That is what a well run early access program provides, and it paid off with Larian and BG3.
But do you agree that this is the exception to the rule, many early access games fail to deliver what they promised, no matter the good intentions.
The "No DLC" thing is mostly just a Larian preference and not specific to BG3. They've never been big on it.
But the funny thing is, there is Larian DLC:
Baldur's Gate 3 - Digital Deluxe Edition DLC
Divinity: Original Sin 2 - Companion: Sir Lora the Squirrel
Divinity: Original Sin 2 - Divine Ascension
Divinity: Dragon Commander - DLC: Imperial Edition - Upgrade
Their early games (Divine Divinity, Beyond Divinity, and Divinity II) all predate online stores that allowed for DLC, the games with DLC are all after 2010. Divinity II had an expansion pack called "Divinity II: Flames of Vengeance", that you would buy physically (proto DLC)...
Sure, these are not DLC schemes like EA, Activision, Paradox, etc. But there is DLC.
I think BG3's success is directly related to the quality of the game itself. There have been plenty of games that were hyped and ended up falling flat on its face upon release because nobody liked it. Sometimes a decent game doesn't find an audience, but I can't recall a bad game becoming immensely popular.
Looks at EA and Activision games... You were saying...

There are TONs of games that have hyped immensely, have become immensely popular, have made tons of money and are deeply flawed. It also depends on what you mean by 'quality', do you mean technical 'quality', like in literature? Or something else? Because the issue with technical 'quality', is that many people might have read Shakespeare, but I wouldn't call it a fun, entertaining experience.

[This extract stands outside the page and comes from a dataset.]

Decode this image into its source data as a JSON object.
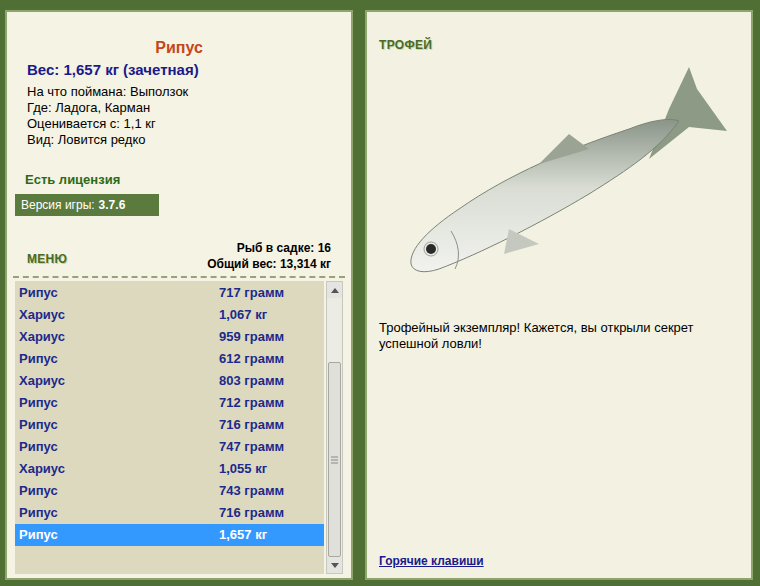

On the other hand there are tons of people that are having cheap fun with pulp novels and dime store romance novels. CoD is immensely popular, every time, but I wouldn't call it 'quality'. Big Brother reality TV I wouldn't call 'quality', but it's aired 508 seasons in 63 countries/regions...
What I mean by hype and gaining traction outside the normal niche. I've seen/heard people
buying BG3, while they normally wouldn't touch a cRPG with a ten-foot pole. I wonder how far those people actually played before moving on to the next shiny.
I'm not saying that BG3 is a bad game, I'm saying that we should separate the hype from the actual game. 'Platinum' status, thus sales don't say anything about quality, it just says something about sales. And while the owners of the IP and the developer do rank how 'good' a game is for them, based on sale figures, that's because they look at the game from the money perspective. They are a business, they work for money. We are consumers, the only thing that should factor money in, is if it's 'worth it' for the money, and that determination is different for everyone.